Rock bottom came two years later, while Sileo was still poring over documents and working late into his evenings to help mount his defense. He found that he had no time to spend with his young daughters. That was when the emotional devastation of identity theft and cybercrime was laid bare for him.

Sileo’s story is an example of a widespread problem, he said. If statistical averages held true, 54 percent of the advisors in attendance should have experienced a breach within the last 12 months, he said. Most breaches, 80 percent, target small or medium sized businesses. The average recovery from loss of assets due to cybercrime is a mere $280.

Today’s hackers aren’t just cracking passwords with technology and diving into dumpsters for scraps of personal and financial information, he said. They’re exploiting human trust and weaknesses through social engineering, said Sileo. They’re posing as bank employees and IRS agents on the phone to attempt to trick victims into giving up personal information voluntarily. The same kind of criminals also look for vulnerabilities in the staff at financial firms.

“You need a reflex and a response,” said Sileo. “What we’re building first and foremost is a reflex that happens when anybody requests information.” This reflex should ultimately lead to staff instantly hanging up the phone on suspicious callers. Staff should be trained to be skeptical of calls, slow down, and think through their responses firs, he said.

E-mail phishing scams—perhaps someone notifying staff of expired software licenses or a bitcoin windfall—are another area where identity thieves attempt to exploit human weaknesses within financial firms.

“You’re reflex should already be ‘baloney, B.S., hogwash,” said Sileo. “You’re never getting something for nothing. You’re just downloading malware onto your systems. The reflex has got to be automatic.”

There’s a related flavor of cybercrime known as “spearphishing,” where a criminal has already accessed a little bit of a victim’s personal information and uses that knowledge to draw more information out or to convince an advisory firm employee to click on a link to a malicious site.

Now spearphishing is AI-enabled. Criminals are using AI to mine social media profiles before contacting a victim to make their scam more believable.

There’s also ‘whaling,’ where cybercriminals are targeting executives instead of the rank and file in hopes of a bigger payday.

Another potential weakness relevant to the conference attendees? Leaving laptops and mobile devices unattended in a hotel room during the day or somewhere on the conference floor.

Before his general session, Sileo claimed to have walked around the conference exhibit hall to test the awareness of attendees.

“It’s easy to walk amongst this crowd with nobody seeing you,” he said. “Did anyone catch me touching your devices before the session? I touched more than 30 devices with nobody seeing me in the room. People here trust automatically—we set our devices down and go get coffee. Someone like me, who is malicious, can just walk along and you’re still logged on. You have to have encryption and passwords on your laptops.”

Also, beware of smart phones, said Sileo.

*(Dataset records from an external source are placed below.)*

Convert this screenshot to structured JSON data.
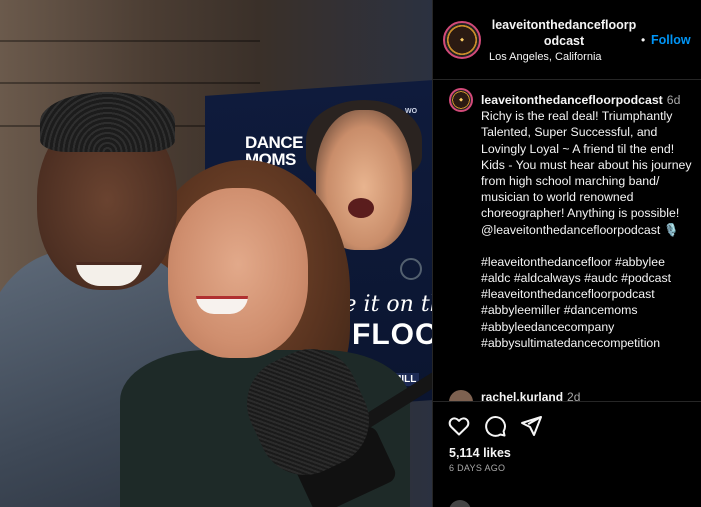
{
  "post": {
    "username_line1": "leaveitonthedancefloorp",
    "username_line2": "odcast",
    "follow_separator": "•",
    "follow_label": "Follow",
    "location": "Los Angeles, California"
  },
  "caption": {
    "username": "leaveitonthedancefloorpodcast",
    "time": "6d",
    "text": "Richy is the real deal! Triumphantly Talented, Super Successful, and Lovingly Loyal ~ A friend til the end! Kids - You must hear about his journey from high school marching band/ musician to world renowned choreographer! Anything is possible! @leaveitonthedancefloorpodcast 🎙️",
    "hashtags": "#leaveitonthedancefloor #abbylee\n#aldc #aldcalways #audc #podcast\n#leaveitonthedancefloorpodcast\n#abbyleemiller #dancemoms\n#abbyleedancecompany\n#abbysultimatedancecompetition"
  },
  "comment_preview": {
    "username": "rachel.kurland",
    "time": "2d"
  },
  "stats": {
    "likes": "5,114 likes",
    "date": "6 DAYS AGO"
  },
  "photo": {
    "poster_logo": "DANCE MOMS",
    "poster_small": "WO",
    "poster_script": "ave it on the",
    "poster_floor": "FLOO",
    "poster_badge": "MILL"
  },
  "icons": {
    "like": "heart-icon",
    "comment": "comment-icon",
    "share": "share-icon"
  },
  "colors": {
    "background": "#000000",
    "text": "#f5f5f5",
    "muted": "#a8a8a8",
    "follow": "#0095f6",
    "divider": "#262626",
    "avatar_ring": "#d24a79"
  }
}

“Your smart phone is both a massive productivity tool and also a back door into your network and your clients’ entire wealth if not secured properly,” Sileo said while demonstrating how to hack into an attendee's iPhone in a few short, easy steps. “The key is to respect both faces of technology. ... Build data defense into every aspect of your information offense—the good way you use information—and then to control everything you can about them. I never want you to get into the narrative that security is beyond your control."

Sileo emphasized that he was not alone in having his identity breached and stolen, claiming that 90 percent of the conference audience already had an illicit personal profile on the dark web being traded and pored over by cybercriminals.

“That doesn’t mean it’s too late. It means it’s time to do something about it,” said Sileo.